If, as a beginner, you have created a strong foundation of reporting and data gathering and integrated climate into your business planning then you can increase your understanding of climate risks and opportunities and build them into your strategy.

Intermediate companies should:

  • Report on greenhouse gas (GHG) emissions: it should not be very difficult to collect the data from existing reporting systems to calculate what emissions are generated directly by your operations (scope 1) and your electricity usage (scope 2). Though it will be more difficult to calculate scope 3 emissions, which are those generated in your supply chain, by your investments and by the lifetime use of your products or services, this is still an important element of reporting.
  • Use data analysis tools: you should increase the sophistication of your thinking about climate impact by seeking out and using climate modelling tools specific to your industry and economic analyses relating to decarbonisation policy and regulation.
  • Analyse risk: use the categories of risk identified by the TCFD in its recommendations report to discuss with people from across your company what the risks in their area might be. Then seek sources of data to quantify this risk so that you can carry out sound, evidence-based analysis of the risks generated by your business. You might use public and commercially available tools to support analysis such as that provided by the UN’s environment programme.
  • Lead from the front: the leaders of the organisation are crucial in ensuring that climate action is integrated into every business function and is not treated as a standalone item. Climate risk should be on the agendas of boards and sub-committees, and leaders must take on responsibility for oversight of climate issues such as legal and climate liability; climate science and scenarios; net zero, and transition planning. If leaders are not in a position to do this now, training should be sourced that can ensure they monitor activities for climate risk, impact and opportunity.
  • Imagine the future: climate change will have an impact on your business. Physical and transitional climate risks and opportunities are a reality and should be planned for through scenario planning. If scenario planning is not a process the organisation is familiar with some outside help may be required. Start by picking one region or sector for a pilot scenario planning exercise.


Becoming a leader on TCFD standards is about taking the increased sophistication of the intermediate approach and making it a core part of how you do business. You should be embedding climate risk and analysis into every element of business planning and execution, as outlined in our fuller guide to TCFD compliance.

  • Extend scenario planning: having piloted scenario planning and got used to how it works, extend it to all areas of your business. Develop narrative outlines for different scenarios and explore the potential impact these would have on different risks and opportunities. Focus more deeply on regions or business divisions where there are areas of particular concern. Use what you learn to frame your strategy and business planning.
  • Make climate just another risk: you will now have a mature understanding of climate risk so it should no longer be a separate item. It should be fully integrated into your existing enterprise risk management process.

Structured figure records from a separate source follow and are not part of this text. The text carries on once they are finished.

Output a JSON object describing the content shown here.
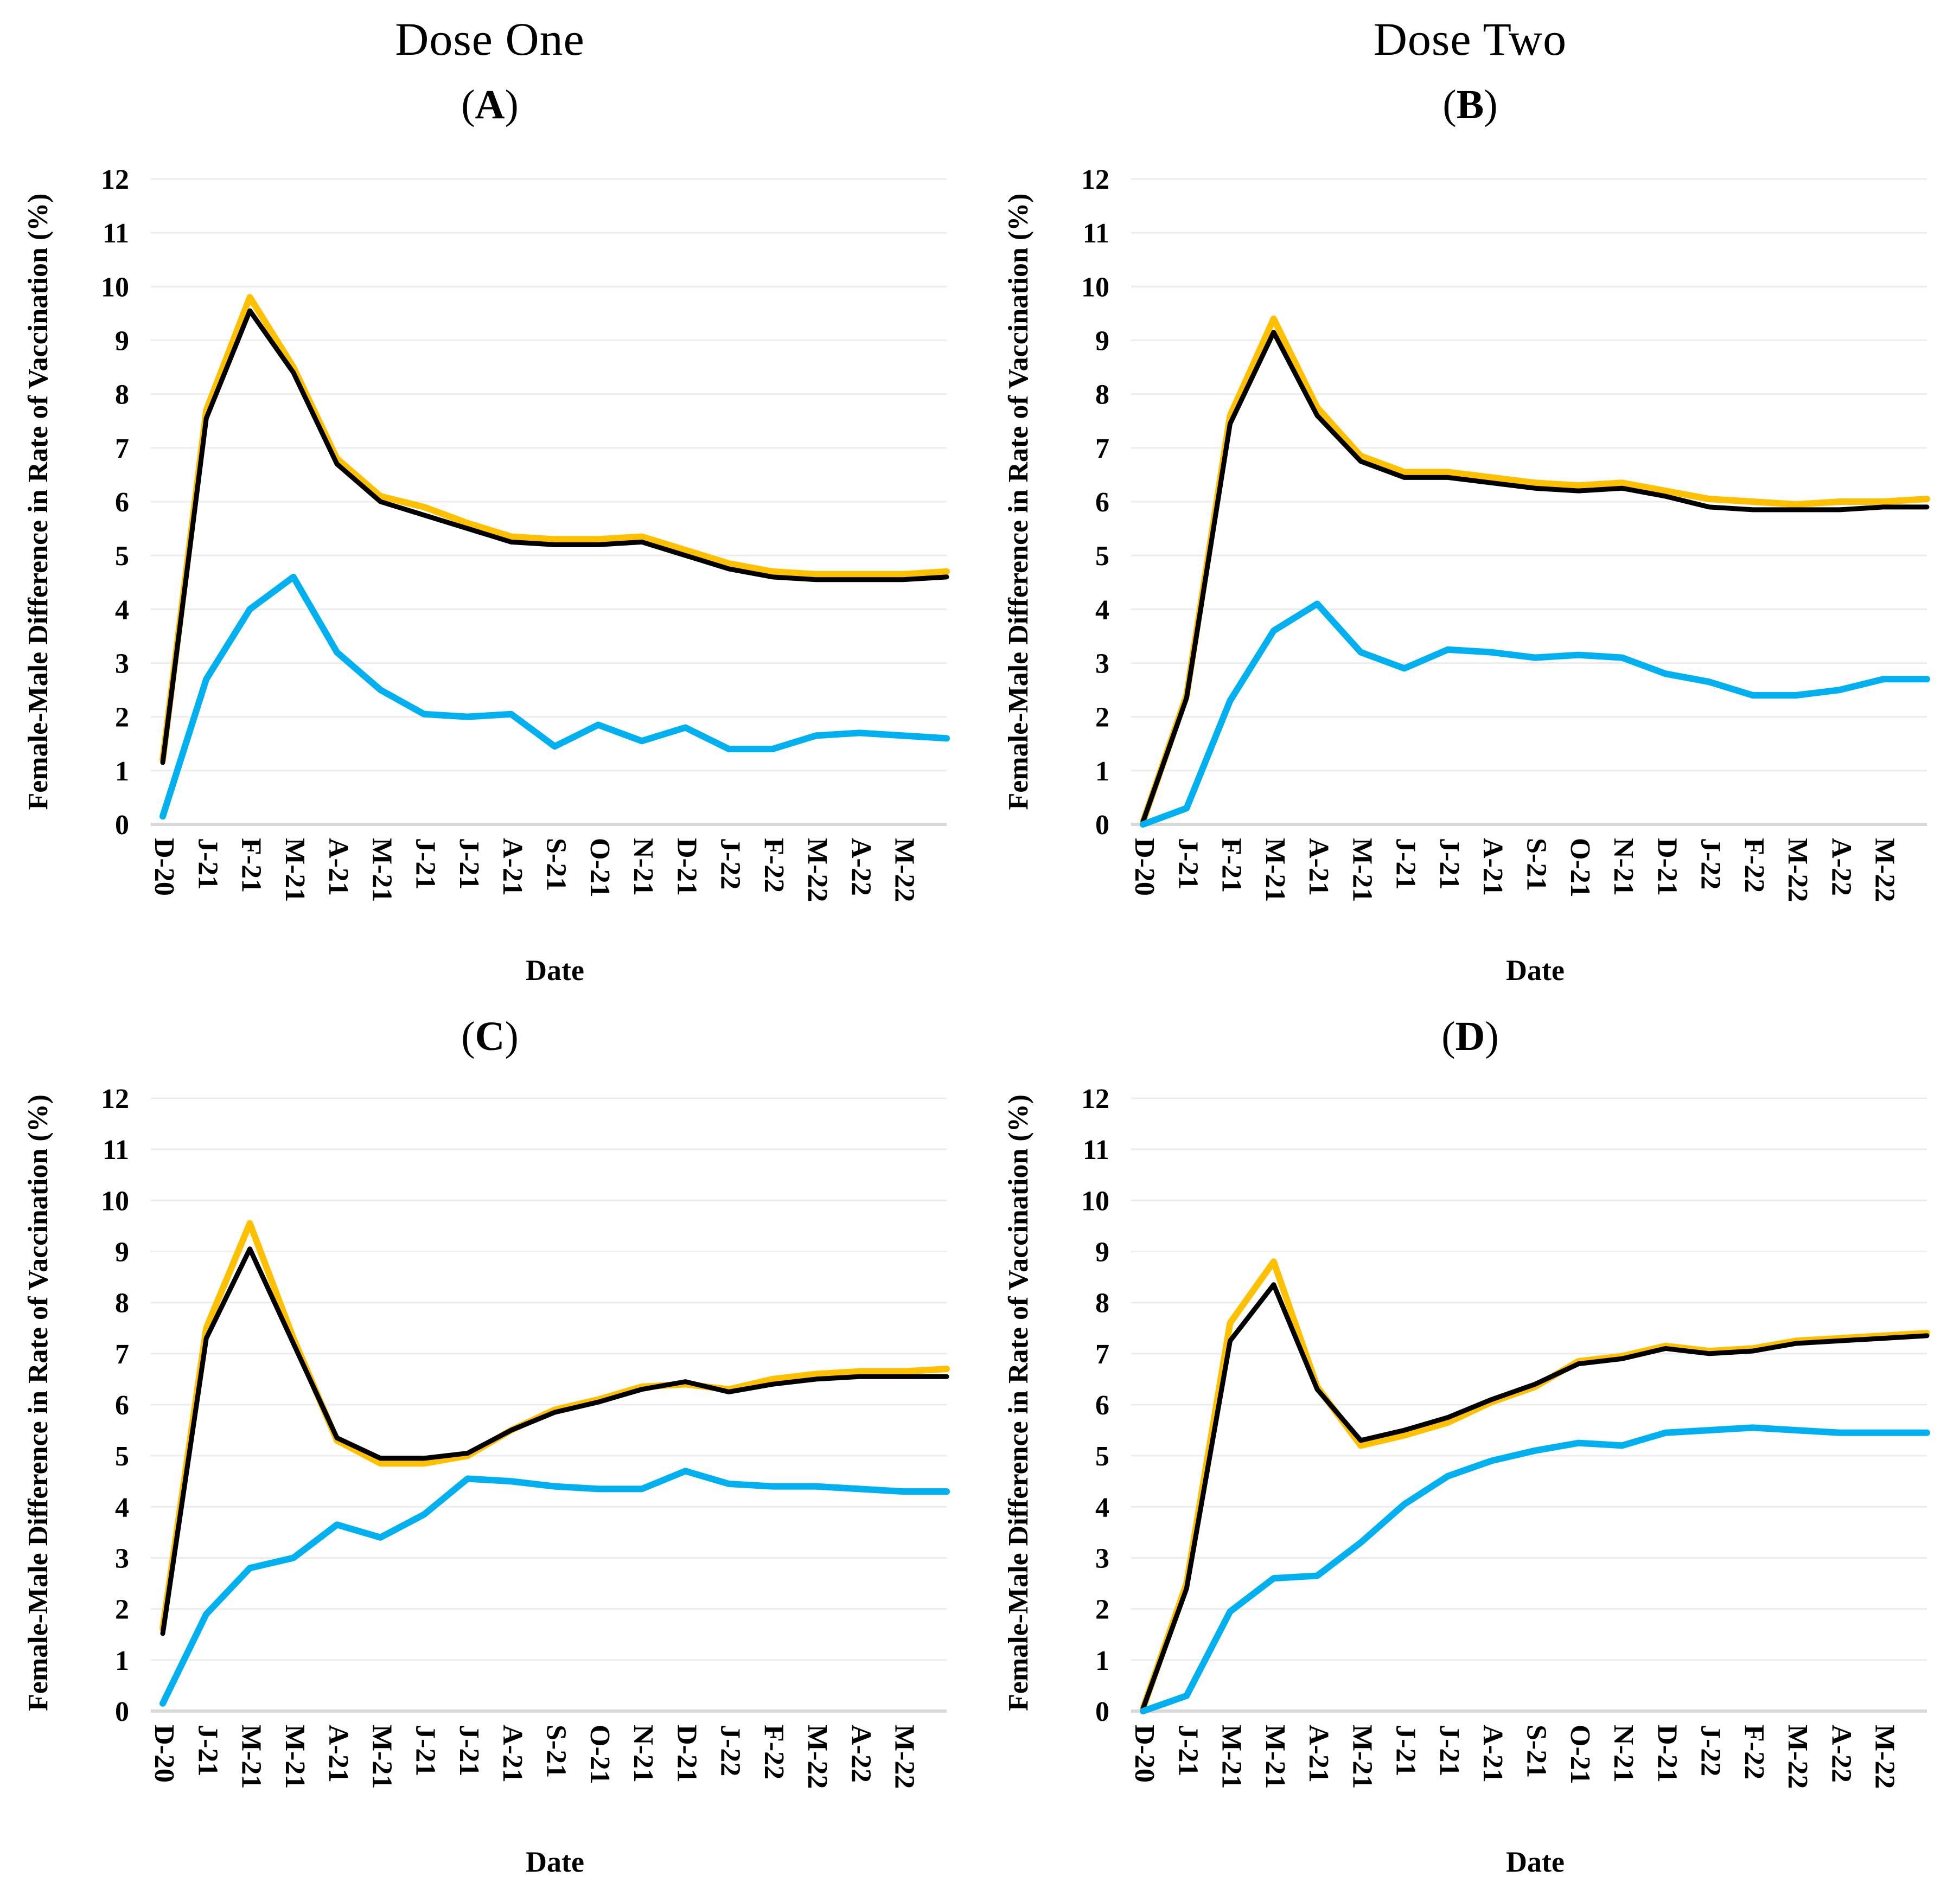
{
  "figure": {
    "column_titles": [
      "Dose One",
      "Dose Two"
    ],
    "paren_open": "(",
    "paren_close": ")",
    "y_ticks": [
      0,
      1,
      2,
      3,
      4,
      5,
      6,
      7,
      8,
      9,
      10,
      11,
      12
    ],
    "colors": {
      "series_yellow": "#FFC000",
      "series_black": "#000000",
      "series_blue": "#00B0F0",
      "gridline": "#ECECEC",
      "axis_line": "#D8D8D8",
      "text": "#000000"
    }
  },
  "chart_data": [
    {
      "id": "A",
      "letter": "A",
      "column_title": "Dose One",
      "type": "line",
      "xlabel": "Date",
      "ylabel": "Female-Male Difference in Rate of Vaccination (%)",
      "ylim": [
        0,
        12
      ],
      "grid": "horizontal",
      "legend": "none",
      "x_labels": [
        "D-20",
        "J-21",
        "F-21",
        "M-21",
        "A-21",
        "M-21",
        "J-21",
        "J-21",
        "A-21",
        "S-21",
        "O-21",
        "N-21",
        "D-21",
        "J-22",
        "F-22",
        "M-22",
        "A-22",
        "M-22"
      ],
      "x_note": "19th point is an unlabeled trailing point at the right edge",
      "series": [
        {
          "name": "yellow",
          "color": "#FFC000",
          "values": [
            1.2,
            7.7,
            9.8,
            8.5,
            6.8,
            6.1,
            5.9,
            5.6,
            5.35,
            5.3,
            5.3,
            5.35,
            5.1,
            4.85,
            4.7,
            4.65,
            4.65,
            4.65,
            4.7
          ]
        },
        {
          "name": "black",
          "color": "#000000",
          "values": [
            1.15,
            7.55,
            9.55,
            8.4,
            6.7,
            6.0,
            5.75,
            5.5,
            5.25,
            5.2,
            5.2,
            5.25,
            5.0,
            4.75,
            4.6,
            4.55,
            4.55,
            4.55,
            4.6
          ]
        },
        {
          "name": "blue",
          "color": "#00B0F0",
          "values": [
            0.15,
            2.7,
            4.0,
            4.6,
            3.2,
            2.5,
            2.05,
            2.0,
            2.05,
            1.45,
            1.85,
            1.55,
            1.8,
            1.4,
            1.4,
            1.65,
            1.7,
            1.65,
            1.6
          ]
        }
      ]
    },
    {
      "id": "B",
      "letter": "B",
      "column_title": "Dose Two",
      "type": "line",
      "xlabel": "Date",
      "ylabel": "Female-Male Difference in Rate of Vaccination (%)",
      "ylim": [
        0,
        12
      ],
      "grid": "horizontal",
      "legend": "none",
      "x_labels": [
        "D-20",
        "J-21",
        "F-21",
        "M-21",
        "A-21",
        "M-21",
        "J-21",
        "J-21",
        "A-21",
        "S-21",
        "O-21",
        "N-21",
        "D-21",
        "J-22",
        "F-22",
        "M-22",
        "A-22",
        "M-22"
      ],
      "x_note": "19th point is an unlabeled trailing point at the right edge",
      "series": [
        {
          "name": "yellow",
          "color": "#FFC000",
          "values": [
            0.05,
            2.4,
            7.6,
            9.4,
            7.75,
            6.85,
            6.55,
            6.55,
            6.45,
            6.35,
            6.3,
            6.35,
            6.2,
            6.05,
            6.0,
            5.95,
            6.0,
            6.0,
            6.05
          ]
        },
        {
          "name": "black",
          "color": "#000000",
          "values": [
            0.05,
            2.35,
            7.45,
            9.15,
            7.6,
            6.75,
            6.45,
            6.45,
            6.35,
            6.25,
            6.2,
            6.25,
            6.1,
            5.9,
            5.85,
            5.85,
            5.85,
            5.9,
            5.9
          ]
        },
        {
          "name": "blue",
          "color": "#00B0F0",
          "values": [
            0.0,
            0.3,
            2.3,
            3.6,
            4.1,
            3.2,
            2.9,
            3.25,
            3.2,
            3.1,
            3.15,
            3.1,
            2.8,
            2.65,
            2.4,
            2.4,
            2.5,
            2.7,
            2.7
          ]
        }
      ]
    },
    {
      "id": "C",
      "letter": "C",
      "column_title": "",
      "type": "line",
      "xlabel": "Date",
      "ylabel": "Female-Male Difference in Rate of Vaccination (%)",
      "ylim": [
        0,
        12
      ],
      "grid": "horizontal",
      "legend": "none",
      "x_labels": [
        "D-20",
        "J-21",
        "M-21",
        "M-21",
        "A-21",
        "M-21",
        "J-21",
        "J-21",
        "A-21",
        "S-21",
        "O-21",
        "N-21",
        "D-21",
        "J-22",
        "F-22",
        "M-22",
        "A-22",
        "M-22"
      ],
      "x_note": "19th point is an unlabeled trailing point at the right edge",
      "series": [
        {
          "name": "yellow",
          "color": "#FFC000",
          "values": [
            1.62,
            7.5,
            9.55,
            7.3,
            5.3,
            4.85,
            4.85,
            5.0,
            5.5,
            5.9,
            6.1,
            6.35,
            6.4,
            6.3,
            6.5,
            6.6,
            6.65,
            6.65,
            6.7
          ]
        },
        {
          "name": "black",
          "color": "#000000",
          "values": [
            1.52,
            7.3,
            9.05,
            7.2,
            5.35,
            4.95,
            4.95,
            5.05,
            5.5,
            5.85,
            6.05,
            6.3,
            6.45,
            6.25,
            6.4,
            6.5,
            6.55,
            6.55,
            6.55
          ]
        },
        {
          "name": "blue",
          "color": "#00B0F0",
          "values": [
            0.15,
            1.9,
            2.8,
            3.0,
            3.65,
            3.4,
            3.85,
            4.55,
            4.5,
            4.4,
            4.35,
            4.35,
            4.7,
            4.45,
            4.4,
            4.4,
            4.35,
            4.3,
            4.3
          ]
        }
      ]
    },
    {
      "id": "D",
      "letter": "D",
      "column_title": "",
      "type": "line",
      "xlabel": "Date",
      "ylabel": "Female-Male Difference in Rate of Vaccination (%)",
      "ylim": [
        0,
        12
      ],
      "grid": "horizontal",
      "legend": "none",
      "x_labels": [
        "D-20",
        "J-21",
        "M-21",
        "M-21",
        "A-21",
        "M-21",
        "J-21",
        "J-21",
        "A-21",
        "S-21",
        "O-21",
        "N-21",
        "D-21",
        "J-22",
        "F-22",
        "M-22",
        "A-22",
        "M-22"
      ],
      "x_note": "19th point is an unlabeled trailing point at the right edge",
      "series": [
        {
          "name": "yellow",
          "color": "#FFC000",
          "values": [
            0.05,
            2.5,
            7.6,
            8.8,
            6.35,
            5.2,
            5.4,
            5.65,
            6.05,
            6.35,
            6.85,
            6.95,
            7.15,
            7.05,
            7.1,
            7.25,
            7.3,
            7.35,
            7.4
          ]
        },
        {
          "name": "black",
          "color": "#000000",
          "values": [
            0.05,
            2.4,
            7.25,
            8.35,
            6.3,
            5.3,
            5.5,
            5.75,
            6.1,
            6.4,
            6.8,
            6.9,
            7.1,
            7.0,
            7.05,
            7.2,
            7.25,
            7.3,
            7.35
          ]
        },
        {
          "name": "blue",
          "color": "#00B0F0",
          "values": [
            0.0,
            0.3,
            1.95,
            2.6,
            2.65,
            3.3,
            4.05,
            4.6,
            4.9,
            5.1,
            5.25,
            5.2,
            5.45,
            5.5,
            5.55,
            5.5,
            5.45,
            5.45,
            5.45
          ]
        }
      ]
    }
  ]
}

Along the infrastructure value chain, this may also include consideration of how climate risk requirements are integrated into elements such as preacquisition due diligence; client project advisory, or supplier and contractor selection criteria.
  • Measure: you have identified climate related risks and opportunities and embedded them in your business planning. Decide how you are going to measure risk and success, then generate targets. Make sure you report against those as you would on any other metrics. Where possible ensure these are consistent with sector peers to support comparability in disclosure for investors.